Wyświetl Pojedyńczy Post
Stary 15-07-2007, 22:03   #5
Gedan Ness
 
Reputacja: 1 Gedan Ness nie jest za bardzo znany
Do knajpy weszła, a raczej została wepchnięta niska, acz krępa i barczysta postać. Ubrana w stary powycierany płaszcz, postąpiła niepewnie kilka kroków do przodu w towarzystwie dużo wyższego i chudszego jegomościa. Widoczne było iż tych dwóch było przeciwieństwami. Ten chudszy - wygadany i zapoznany z obyczajami wielkiego miasta. Niższy - niepewny, wzrok brązowych oczu wędrował od jednego kąta knajpy do drugiego.
Bez słowa usiadł na wskazanym przez Kristoffa miejscu, odruchowo kładąc lewą dłoń na małym krzyżyku zawieszonym na szyi, prawą zaś na kaburze Beretty, zawieszonej u lewego biodra.
Był może i naiwny, lecz nie aż tak jak spodziewał się tego Kristoff. Lecz milczał, na razie.

Nie zdążył nawet rzucić uwagi że nie nie pije alkoholu, lecz ,,Chudy" jak nazywał go w myślach podszedł do kontuaru, rozpoczynając rozmowę z barmanem. Splótł ręce na piersi, obserwując niepwenym wzrokiem postać, która przedstawiła się jako Chemik. Jak na razie nic nie odpowiadał, słuchając tego co ma do powiedzenia. W końcu odezwał się, niskim, acz nieco zachrypniętym głosem.

- My... - Urwał, gdyż do jego wypowiedzi włączył się nieoczekiwanie ,,chudy", od razu zadając kilkanaście niepotrzebnych pytań, które mogły jedynie spłoszyć cennego Chemika.
- Ja nie pije Alkoholu Kristoff. - Powiedział nieco zbyt oficjalnym i wyniosłym tonem, przesuwając szklankę w jego stronę.

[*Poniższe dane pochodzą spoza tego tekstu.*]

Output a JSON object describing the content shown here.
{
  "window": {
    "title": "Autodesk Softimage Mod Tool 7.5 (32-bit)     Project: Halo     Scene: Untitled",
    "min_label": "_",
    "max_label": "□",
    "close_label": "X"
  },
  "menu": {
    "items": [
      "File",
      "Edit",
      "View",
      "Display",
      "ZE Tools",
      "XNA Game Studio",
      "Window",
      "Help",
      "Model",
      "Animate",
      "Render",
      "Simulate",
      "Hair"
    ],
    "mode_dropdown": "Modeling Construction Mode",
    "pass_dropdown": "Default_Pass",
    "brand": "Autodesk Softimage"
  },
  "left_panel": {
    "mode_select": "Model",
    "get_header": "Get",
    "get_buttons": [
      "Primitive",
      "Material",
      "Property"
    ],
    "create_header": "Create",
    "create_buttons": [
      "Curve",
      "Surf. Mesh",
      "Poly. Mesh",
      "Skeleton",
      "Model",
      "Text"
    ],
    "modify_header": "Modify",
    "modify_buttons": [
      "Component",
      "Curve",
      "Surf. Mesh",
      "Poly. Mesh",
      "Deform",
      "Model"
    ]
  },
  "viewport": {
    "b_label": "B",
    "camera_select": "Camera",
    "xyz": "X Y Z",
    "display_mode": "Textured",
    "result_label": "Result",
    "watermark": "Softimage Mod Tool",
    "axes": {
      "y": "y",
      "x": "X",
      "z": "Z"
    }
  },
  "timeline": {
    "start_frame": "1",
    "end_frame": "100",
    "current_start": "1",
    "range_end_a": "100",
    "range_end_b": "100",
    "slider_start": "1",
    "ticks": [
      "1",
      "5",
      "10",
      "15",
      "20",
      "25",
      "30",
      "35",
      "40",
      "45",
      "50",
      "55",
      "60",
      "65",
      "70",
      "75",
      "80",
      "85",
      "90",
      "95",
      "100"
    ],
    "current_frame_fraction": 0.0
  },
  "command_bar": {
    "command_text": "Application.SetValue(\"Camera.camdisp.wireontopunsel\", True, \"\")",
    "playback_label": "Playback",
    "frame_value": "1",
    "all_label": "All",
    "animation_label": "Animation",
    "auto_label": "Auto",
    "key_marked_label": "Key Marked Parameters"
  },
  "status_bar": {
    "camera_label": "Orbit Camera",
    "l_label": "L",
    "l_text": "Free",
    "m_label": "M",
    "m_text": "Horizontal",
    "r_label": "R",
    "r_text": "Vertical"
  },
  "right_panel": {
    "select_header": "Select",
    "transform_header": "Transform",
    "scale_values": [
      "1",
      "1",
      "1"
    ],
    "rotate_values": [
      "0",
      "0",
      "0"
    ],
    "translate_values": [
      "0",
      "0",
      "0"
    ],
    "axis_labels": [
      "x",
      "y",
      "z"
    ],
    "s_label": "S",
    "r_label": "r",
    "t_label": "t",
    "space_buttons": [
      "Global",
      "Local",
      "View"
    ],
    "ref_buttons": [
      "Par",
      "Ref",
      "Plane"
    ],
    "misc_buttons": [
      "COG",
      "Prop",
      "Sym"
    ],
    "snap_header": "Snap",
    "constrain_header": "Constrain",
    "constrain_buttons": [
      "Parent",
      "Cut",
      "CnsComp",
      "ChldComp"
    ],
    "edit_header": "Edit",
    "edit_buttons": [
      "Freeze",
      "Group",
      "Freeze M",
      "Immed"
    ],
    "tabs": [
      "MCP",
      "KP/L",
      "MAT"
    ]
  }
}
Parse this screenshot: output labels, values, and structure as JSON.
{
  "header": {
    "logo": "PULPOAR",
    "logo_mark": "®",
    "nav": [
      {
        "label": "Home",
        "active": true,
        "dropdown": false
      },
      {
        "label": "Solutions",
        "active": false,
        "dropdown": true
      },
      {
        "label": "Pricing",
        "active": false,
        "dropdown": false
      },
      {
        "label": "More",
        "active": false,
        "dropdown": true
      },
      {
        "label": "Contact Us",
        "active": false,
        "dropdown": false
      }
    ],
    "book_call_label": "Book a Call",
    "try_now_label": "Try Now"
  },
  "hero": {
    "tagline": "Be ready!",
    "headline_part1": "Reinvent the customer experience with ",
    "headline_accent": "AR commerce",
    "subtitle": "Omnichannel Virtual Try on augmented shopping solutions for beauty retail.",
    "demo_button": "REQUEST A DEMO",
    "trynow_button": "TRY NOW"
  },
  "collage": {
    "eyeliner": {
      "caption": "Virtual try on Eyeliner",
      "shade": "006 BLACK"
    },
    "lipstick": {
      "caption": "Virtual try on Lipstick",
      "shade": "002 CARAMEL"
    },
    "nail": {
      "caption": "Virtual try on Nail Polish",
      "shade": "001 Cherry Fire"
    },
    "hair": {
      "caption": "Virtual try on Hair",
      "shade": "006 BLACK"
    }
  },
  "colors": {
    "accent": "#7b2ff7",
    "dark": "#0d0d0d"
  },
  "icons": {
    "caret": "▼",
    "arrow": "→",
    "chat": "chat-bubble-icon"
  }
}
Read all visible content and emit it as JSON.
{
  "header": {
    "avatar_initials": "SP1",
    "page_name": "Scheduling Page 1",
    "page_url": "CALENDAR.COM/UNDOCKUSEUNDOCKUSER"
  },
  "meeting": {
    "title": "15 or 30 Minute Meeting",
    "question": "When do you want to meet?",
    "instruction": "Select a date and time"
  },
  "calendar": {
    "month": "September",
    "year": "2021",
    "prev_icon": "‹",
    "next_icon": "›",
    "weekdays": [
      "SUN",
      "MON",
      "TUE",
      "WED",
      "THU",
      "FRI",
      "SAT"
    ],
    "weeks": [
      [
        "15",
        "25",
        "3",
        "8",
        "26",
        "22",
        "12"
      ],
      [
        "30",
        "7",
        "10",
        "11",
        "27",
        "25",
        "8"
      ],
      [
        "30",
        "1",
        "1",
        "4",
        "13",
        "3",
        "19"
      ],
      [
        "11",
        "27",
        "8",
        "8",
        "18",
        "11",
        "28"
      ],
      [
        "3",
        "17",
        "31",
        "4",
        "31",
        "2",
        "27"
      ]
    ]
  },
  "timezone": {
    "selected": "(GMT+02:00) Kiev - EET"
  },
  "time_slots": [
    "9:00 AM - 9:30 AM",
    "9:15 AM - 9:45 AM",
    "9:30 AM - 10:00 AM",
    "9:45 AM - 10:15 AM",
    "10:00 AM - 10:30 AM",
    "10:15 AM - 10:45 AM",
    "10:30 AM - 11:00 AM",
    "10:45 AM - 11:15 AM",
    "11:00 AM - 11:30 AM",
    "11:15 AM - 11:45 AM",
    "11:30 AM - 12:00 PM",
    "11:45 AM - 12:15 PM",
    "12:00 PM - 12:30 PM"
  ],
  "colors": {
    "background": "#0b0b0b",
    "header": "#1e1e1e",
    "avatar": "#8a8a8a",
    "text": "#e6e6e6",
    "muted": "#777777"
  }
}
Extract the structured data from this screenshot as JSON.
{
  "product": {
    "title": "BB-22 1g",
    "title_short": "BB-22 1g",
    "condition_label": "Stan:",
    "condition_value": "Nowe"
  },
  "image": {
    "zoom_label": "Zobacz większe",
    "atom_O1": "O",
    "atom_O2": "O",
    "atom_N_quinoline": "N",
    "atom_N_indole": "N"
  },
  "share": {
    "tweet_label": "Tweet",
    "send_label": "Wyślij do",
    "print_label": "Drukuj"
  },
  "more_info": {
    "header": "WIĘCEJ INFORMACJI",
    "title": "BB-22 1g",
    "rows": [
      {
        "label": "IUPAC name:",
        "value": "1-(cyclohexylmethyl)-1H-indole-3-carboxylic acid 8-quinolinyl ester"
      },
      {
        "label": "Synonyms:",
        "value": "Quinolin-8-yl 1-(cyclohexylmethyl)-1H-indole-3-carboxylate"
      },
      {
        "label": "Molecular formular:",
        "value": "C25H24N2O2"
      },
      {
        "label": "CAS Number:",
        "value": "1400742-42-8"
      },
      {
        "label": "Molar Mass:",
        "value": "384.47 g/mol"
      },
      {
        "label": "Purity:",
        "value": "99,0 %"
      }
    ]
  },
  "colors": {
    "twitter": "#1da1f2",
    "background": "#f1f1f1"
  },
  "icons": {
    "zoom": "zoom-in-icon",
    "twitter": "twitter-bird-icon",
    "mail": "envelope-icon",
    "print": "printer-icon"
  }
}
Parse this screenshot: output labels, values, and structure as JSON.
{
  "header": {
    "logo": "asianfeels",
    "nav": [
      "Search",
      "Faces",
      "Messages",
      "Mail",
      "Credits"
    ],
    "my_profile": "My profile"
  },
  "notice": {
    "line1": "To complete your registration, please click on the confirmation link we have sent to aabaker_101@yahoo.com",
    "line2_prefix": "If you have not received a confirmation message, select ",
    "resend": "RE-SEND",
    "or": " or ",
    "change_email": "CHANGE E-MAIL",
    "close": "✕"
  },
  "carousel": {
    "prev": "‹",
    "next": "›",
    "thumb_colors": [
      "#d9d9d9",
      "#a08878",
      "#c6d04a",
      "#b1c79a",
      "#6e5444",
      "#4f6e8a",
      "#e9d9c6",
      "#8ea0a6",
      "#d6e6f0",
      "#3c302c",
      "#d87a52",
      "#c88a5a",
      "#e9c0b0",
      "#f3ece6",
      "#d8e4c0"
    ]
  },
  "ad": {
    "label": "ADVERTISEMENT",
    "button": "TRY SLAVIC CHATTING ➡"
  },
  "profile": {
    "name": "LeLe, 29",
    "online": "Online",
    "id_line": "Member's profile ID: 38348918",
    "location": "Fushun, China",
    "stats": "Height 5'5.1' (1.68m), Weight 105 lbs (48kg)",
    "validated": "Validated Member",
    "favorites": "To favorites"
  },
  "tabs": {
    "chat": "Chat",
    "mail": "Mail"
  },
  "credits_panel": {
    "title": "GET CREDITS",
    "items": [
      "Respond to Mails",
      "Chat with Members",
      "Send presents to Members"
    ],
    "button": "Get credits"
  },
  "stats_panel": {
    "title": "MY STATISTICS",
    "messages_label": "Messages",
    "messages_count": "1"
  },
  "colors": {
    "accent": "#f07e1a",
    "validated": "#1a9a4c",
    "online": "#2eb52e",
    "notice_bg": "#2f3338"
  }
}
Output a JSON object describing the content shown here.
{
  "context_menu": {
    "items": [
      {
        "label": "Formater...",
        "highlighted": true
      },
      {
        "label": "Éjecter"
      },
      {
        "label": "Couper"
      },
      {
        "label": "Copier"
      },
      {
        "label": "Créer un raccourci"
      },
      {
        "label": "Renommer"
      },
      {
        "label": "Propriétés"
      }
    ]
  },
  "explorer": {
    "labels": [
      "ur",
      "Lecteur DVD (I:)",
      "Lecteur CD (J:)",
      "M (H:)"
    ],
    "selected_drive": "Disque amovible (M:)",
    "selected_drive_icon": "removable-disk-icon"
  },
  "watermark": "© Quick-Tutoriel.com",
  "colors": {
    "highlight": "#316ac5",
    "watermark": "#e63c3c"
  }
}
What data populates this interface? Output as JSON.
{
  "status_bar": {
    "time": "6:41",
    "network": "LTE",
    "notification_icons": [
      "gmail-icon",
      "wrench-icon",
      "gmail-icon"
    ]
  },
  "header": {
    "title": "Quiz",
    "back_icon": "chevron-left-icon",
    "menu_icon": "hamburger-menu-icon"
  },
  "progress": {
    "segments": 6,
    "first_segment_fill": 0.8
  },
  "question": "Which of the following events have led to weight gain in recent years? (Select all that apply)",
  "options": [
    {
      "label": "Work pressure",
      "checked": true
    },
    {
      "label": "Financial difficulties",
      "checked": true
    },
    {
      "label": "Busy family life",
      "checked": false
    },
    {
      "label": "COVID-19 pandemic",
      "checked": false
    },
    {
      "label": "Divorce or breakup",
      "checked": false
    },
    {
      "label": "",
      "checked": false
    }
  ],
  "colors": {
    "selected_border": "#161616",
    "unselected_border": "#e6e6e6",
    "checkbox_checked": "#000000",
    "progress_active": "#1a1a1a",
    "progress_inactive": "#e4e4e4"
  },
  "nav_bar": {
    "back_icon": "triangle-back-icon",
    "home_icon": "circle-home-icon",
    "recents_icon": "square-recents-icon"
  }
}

- Gedan. - Zaczął od początku, od przedstawienia się. Skinął przy tym lekko głową i kontynuował - My także poszukujemy Czarnej Chmury i cóż, Chemik na pokładzie da nam przewagę technologiczną nad konkurentami. Co do podziału zysków i tym podobnych... Niech będzie po połowie.

Powiedział dość nieoczekiwanie z marszu bardzo korzystną ofertę, cała ta rozmowa widocznie go deprymowała i nie chciał przy swej profesji rozmawiać o utargu zysków.

Oddajcie Bogu co boskie, a cesarzowi co cesarskie Ta myśl przemknęła mu przez głowę jak błyskawica, od razu nasuwając kolejne pytanie: Czyja jest Czarna Chmura? Nie odpowiedział już sobie, gdyż jego wzrok przykuła do siebie postać siedząca samotnie. Ocenił postać wzrokiem i doszedł do wniosku że jest albo tropicielem, tudzież zabójcą, by przemierzać świat bez kompana.
Skąd u licha wiem że on nie mieszka w Las Vegas? Te pytanie także nasunęło się mu na myśl i nie dawało spokoju jak bzycząca mucha nad uchem podczas snu... Wrócił jednak do rzeczywistości, potrząsając lekko głową aby zorientować się w rozmowie.

Eee... Słucham? - Zapytał Chemika, gdyż wiedział że coś odpowiedział, lecz nie był pewnym co. Nie słuchał go błądząc myślami wokół samotnej postaci.
 

Ostatnio edytowane przez Gedan Ness : 16-07-2007 o 08:19.